Chemical Profiling and UPLC-qTOF-MS/MS-Based Metabolomics of Three Different Parts of Edgeworthia chrysantha and Identification of Glucose Uptake-Enhancing Compounds

Abstract

Background/objectives: Edgeworthia chrysantha is rich in coumarin and flavonoid dimers, which may exhibit diverse pharmacological activities. However, to date, no metabolomics studies have been conducted and its bioactive constituents related to glucose metabolism remain uncharacterized. This study aimed to conduct a comprehensive chemical analysis combined with bioactivity assays to evaluate its efficacy in promoting glucose uptake.

Methods: Chemical profiling of three parts (leaf, stem, and root) of E. chrysantha was performed using UPLC-Q-TOF-MS/MS spectrometry, followed by metabolomics analysis. Based on the chemical profiles and glucose uptake activity, compounds were isolated from the root. Their structures were elucidated using spectroscopic techniques, including UV, NMR, and mass spectrometry. The glucose uptake activity of the isolated compounds was assessed using a 2-NBDG assay.

Results: Metabolic analysis revealed distinct chemical compositions among the plant parts. Dimeric coumarins and biflavonoids were abundant in the root, whereas flavonoid monomers were predominant in the leaf. Bioactivity-guided isolation yielded nine compounds (1-9), among which compound 1, a newly identified coumarin glycoside, exhibited significant glucose uptake-enhancing activity.

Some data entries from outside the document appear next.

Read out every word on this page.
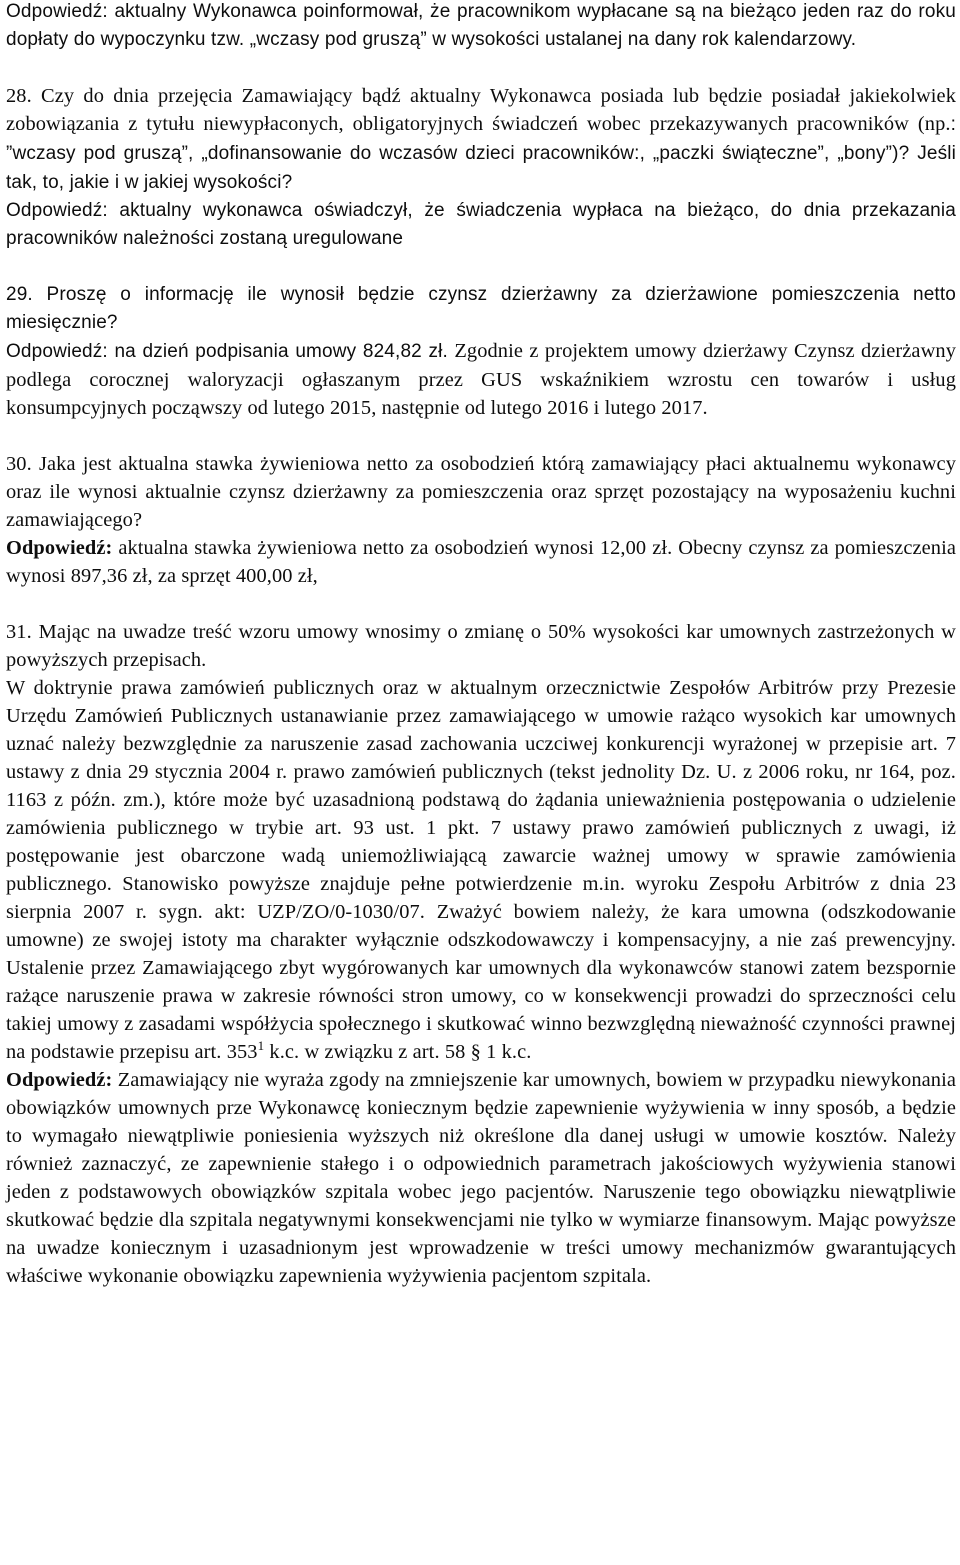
Odpowiedź: aktualny Wykonawca poinformował, że pracownikom wypłacane są na bieżąco jeden raz do roku dopłaty do wypoczynku tzw. „wczasy pod gruszą” w wysokości ustalanej na dany rok kalendarzowy.

28. Czy do dnia przejęcia Zamawiający bądź aktualny Wykonawca posiada lub będzie posiadał jakiekolwiek zobowiązania z tytułu niewypłaconych, obligatoryjnych świadczeń wobec przekazywanych pracowników (np.: ”wczasy pod gruszą”, „dofinansowanie do wczasów dzieci pracowników:, „paczki świąteczne”, „bony”)? Jeśli tak, to, jakie i w jakiej wysokości?

Odpowiedź: aktualny wykonawca oświadczył, że świadczenia wypłaca na bieżąco, do dnia przekazania pracowników należności zostaną uregulowane

29. Proszę o informację ile wynosił będzie czynsz dzierżawny za dzierżawione pomieszczenia netto miesięcznie?

Odpowiedź: na dzień podpisania umowy 824,82 zł. Zgodnie z projektem umowy dzierżawy Czynsz dzierżawny podlega corocznej waloryzacji ogłaszanym przez GUS wskaźnikiem wzrostu cen towarów i usług konsumpcyjnych począwszy od lutego 2015, następnie od lutego 2016 i lutego 2017.

30. Jaka jest aktualna stawka żywieniowa netto za osobodzień którą zamawiający płaci aktualnemu wykonawcy oraz ile wynosi aktualnie czynsz dzierżawny za pomieszczenia oraz sprzęt pozostający na wyposażeniu kuchni zamawiającego?

Odpowiedź: aktualna stawka żywieniowa netto za osobodzień wynosi 12,00 zł. Obecny czynsz za pomieszczenia wynosi 897,36 zł, za sprzęt 400,00 zł,

31. Mając na uwadze treść wzoru umowy wnosimy o zmianę o 50% wysokości kar umownych zastrzeżonych w powyższych przepisach.

W doktrynie prawa zamówień publicznych oraz w aktualnym orzecznictwie Zespołów Arbitrów przy Prezesie Urzędu Zamówień Publicznych ustanawianie przez zamawiającego w umowie rażąco wysokich kar umownych uznać należy bezwzględnie za naruszenie zasad zachowania uczciwej konkurencji wyrażonej w przepisie art. 7 ustawy z dnia 29 stycznia 2004 r. prawo zamówień publicznych (tekst jednolity Dz. U. z 2006 roku, nr 164, poz. 1163 z późn. zm.), które może być uzasadnioną podstawą do żądania unieważnienia postępowania o udzielenie zamówienia publicznego w trybie art. 93 ust. 1 pkt. 7 ustawy prawo zamówień publicznych z uwagi, iż postępowanie jest obarczone wadą uniemożliwiającą zawarcie ważnej umowy w sprawie zamówienia publicznego. Stanowisko powyższe znajduje pełne potwierdzenie m.in. wyroku Zespołu Arbitrów z dnia 23 sierpnia 2007 r. sygn. akt: UZP/ZO/0-1030/07. Zważyć bowiem należy, że kara umowna (odszkodowanie umowne) ze swojej istoty ma charakter wyłącznie odszkodowawczy i kompensacyjny, a nie zaś prewencyjny. Ustalenie przez Zamawiającego zbyt wygórowanych kar umownych dla wykonawców stanowi zatem bezspornie rażące naruszenie prawa w zakresie równości stron umowy, co w konsekwencji prowadzi do sprzeczności celu takiej umowy z zasadami współżycia społecznego i skutkować winno bezwzględną nieważność czynności prawnej na podstawie przepisu art. $353^1$ k.c. w związku z art. 58 § 1 k.c.

Odpowiedź: Zamawiający nie wyraża zgody na zmniejszenie kar umownych, bowiem w przypadku niewykonania obowiązków umownych prze Wykonawcę koniecznym będzie zapewnienie wyżywienia w inny sposób, a będzie to wymagało niewątpliwie poniesienia wyższych niż określone dla danej usługi w umowie kosztów. Należy również zaznaczyć, ze zapewnienie stałego i o odpowiednich parametrach jakościowych wyżywienia stanowi jeden z podstawowych obowiązków szpitala wobec jego pacjentów. Naruszenie tego obowiązku niewątpliwie skutkować będzie dla szpitala negatywnymi konsekwencjami nie tylko w wymiarze finansowym. Mając powyższe na uwadze koniecznym i uzasadnionym jest wprowadzenie w treści umowy mechanizmów gwarantujących właściwe wykonanie obowiązku zapewnienia wyżywienia pacjentom szpitala.
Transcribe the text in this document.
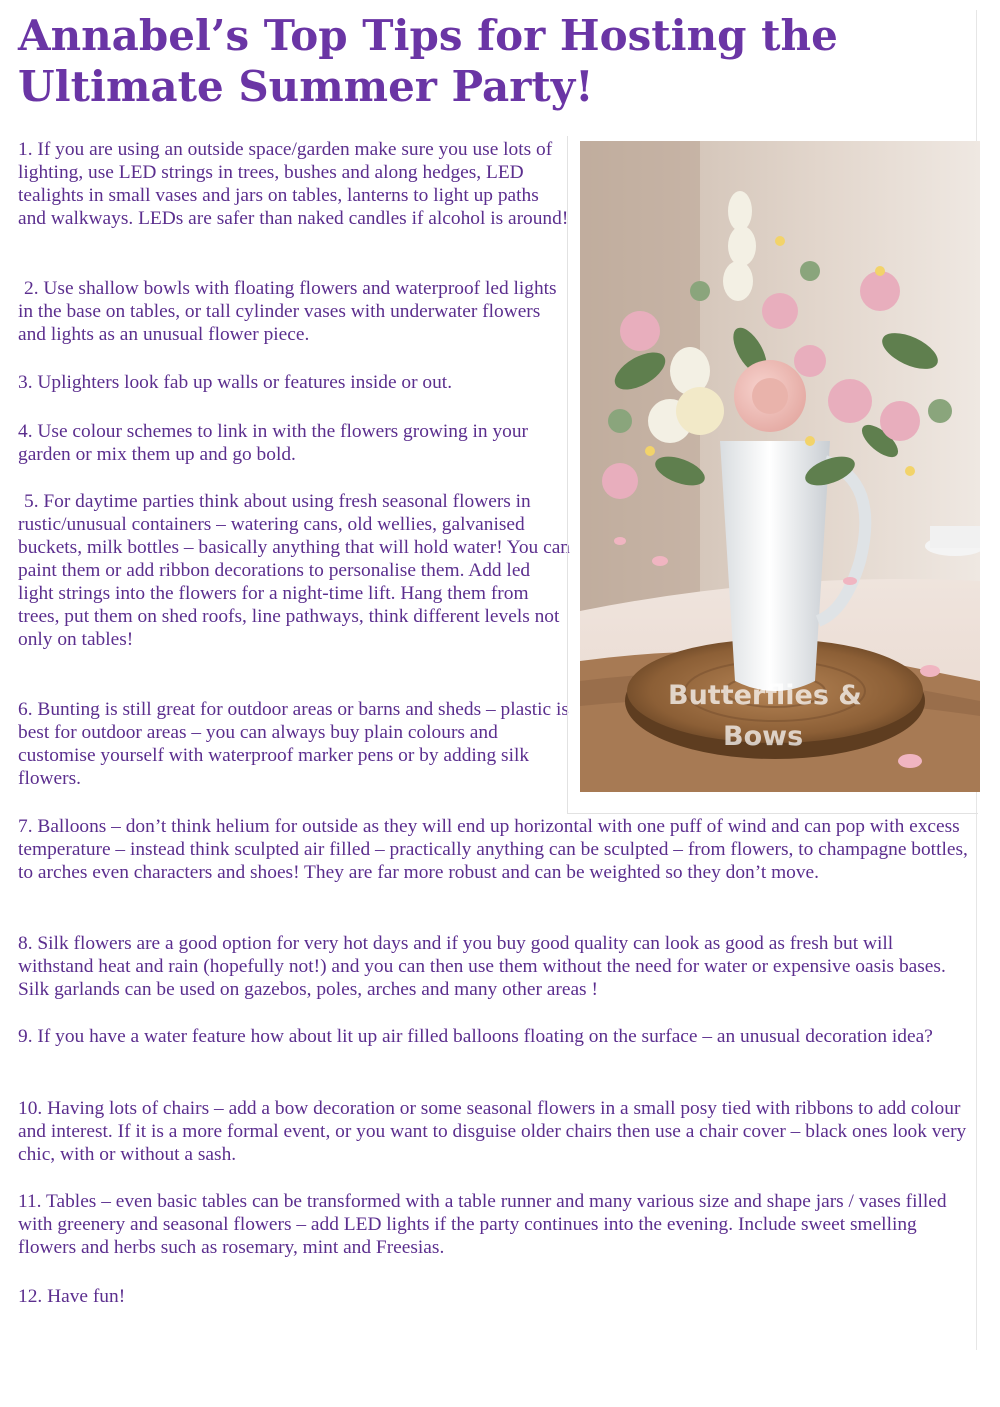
Annabel’s Top Tips for Hosting the Ultimate Summer Party!

1. If you are using an outside space/garden make sure you use lots of lighting, use LED strings in trees, bushes and along hedges, LED tealights in small vases and jars on tables, lanterns to light up paths and walkways. LEDs are safer than naked candles if alcohol is around!

2. Use shallow bowls with floating flowers and waterproof led lights in the base on tables, or tall cylinder vases with underwater flowers and lights as an unusual flower piece.

3. Uplighters look fab up walls or features inside or out.

4. Use colour schemes to link in with the flowers growing in your garden or mix them up and go bold.

5. For daytime parties think about using fresh seasonal flowers in rustic/unusual containers – watering cans, old wellies, galvanised buckets, milk bottles – basically anything that will hold water! You can paint them or add ribbon decorations to personalise them. Add led light strings into the flowers for a night-time lift. Hang them from trees, put them on shed roofs, line pathways, think different levels not only on tables!

6. Bunting is still great for outdoor areas or barns and sheds – plastic is best for outdoor areas – you can always buy plain colours and customise yourself with waterproof marker pens or by adding silk flowers.

7. Balloons – don’t think helium for outside as they will end up horizontal with one puff of wind and can pop with excess temperature – instead think sculpted air filled – practically anything can be sculpted – from flowers, to champagne bottles, to arches even characters and shoes! They are far more robust and can be weighted so they don’t move.

8. Silk flowers are a good option for very hot days and if you buy good quality can look as good as fresh but will withstand heat and rain (hopefully not!) and you can then use them without the need for water or expensive oasis bases. Silk garlands can be used on gazebos, poles, arches and many other areas !

9. If you have a water feature how about lit up air filled balloons floating on the surface – an unusual decoration idea?

10. Having lots of chairs – add a bow decoration or some seasonal flowers in a small posy tied with ribbons to add colour and interest. If it is a more formal event, or you want to disguise older chairs then use a chair cover – black ones look very chic, with or without a sash.

11. Tables – even basic tables can be transformed with a table runner and many various size and shape jars / vases filled with greenery and seasonal flowers – add LED lights if the party continues into the evening. Include sweet smelling flowers and herbs such as rosemary, mint and Freesias.

12. Have fun!

Butterflies &
Bows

Molecular docking analysis further suggested that compound 1 activates AMPK through an allosteric site, thereby promoting glucose uptake.

Conclusions: These findings provide a comprehensive chemical and metabolomic characterization of E. chrysantha and highlight its potential as a functional food ingredient for glucose-lowering effects.

Keywords: Edgeworthia chrysantha; Thymelaeaceae; anti-diabetic; diabetes; glucose uptake; metabolomics.

Figure 1

Nine secondary metabolites (1–9) were isolated and identified from the roots of Edgeworthia chrysantha, including various coumarin glycosides, aglycones, and biflavonoid derivatives.

Figure 2

(A) Key HMBC correlations of the new compound 1, highlighting the long-range proton–carbon couplings that were critical for establishing the connectivity between the coumarin skeleton, the glucose moiety, and the HMG side chain; (B) ECD spectrum of compound 4, displaying characteristic cotton effects that facilitated the determination of its axial chirality and absolute configuration. (C) ¹H NMR and (D) ¹³C NMR (D) spectra of new compound 1.

Figure 3

(A) PCA loading plot illustrating the metabolic distribution across three distinct plant parts (leaf, stem, and root) of Edgeworthia chrysantha; (B) PLS-DA scatter plot showing clear group separation based on metabolic profiles; (C) Heatmap visualization of normalized and clustered metabolite intensities across leaf, stem, and root samples, providing an overview of the relative abundance and grouping of structurally related compounds; (D) Volcano plot representing differential metabolite expression between leaf and stem tissues; (E) Volcano plot displaying differential metabolites between root and stem samples.

Figure 4

(A) Mass fragmentation patterns and their corresponding chemical structures; (B) MS1 and MS2 spectra of edgeworic acid, illustrating the precursor ion and key product ions resulting from characteristic bond cleavages.; (C) Cluster visualization from feature-based molecular networking (FBMN) analysis. Each differently colored box represents a distinct class of derivatives. Each node represents a detected ion, with edges indicating spectral similarity based on MS/MS fragmentation patterns. Structurally related metabolites, such as dimeric coumarins and flavonoid glycosides, formed distinct clusters, facilitating compound annotation and classification.

Figure 5

Evaluation of glucose uptake in 3T3-L1 adipocytes using the fluorescent glucose analog 2-NBDG, with insulin (100 nM) as positive control and isolated compounds 1–9 (each 20 µM) as test samples. Fluorescence intensity was measured at excitation/emission wavelengths of 450/535 nm. Data are presented as mean ± SD. * p < 0.05, ** p < 0.01 versus control.

Figure 6

(A) Three-dimensional visualization of compound 1 bound to the allosteric site of AMPK, located at the interface between the α-subunit kinase domain (green) and the β-subunit CBM (blue). (B) Overlay of AMPK structure with compound 1 (green), highlighting its orientation in the allosteric pocket. (C) Molecular conformation of compound 1, showing its coumarin dimer core, β-D-glucose, and HMG group positioned for optimal interactions. (D) Three-dimensional interaction diagram depicting key hydrogen bonds and hydrophobic contacts between compound 1 and surrounding AMPK residues.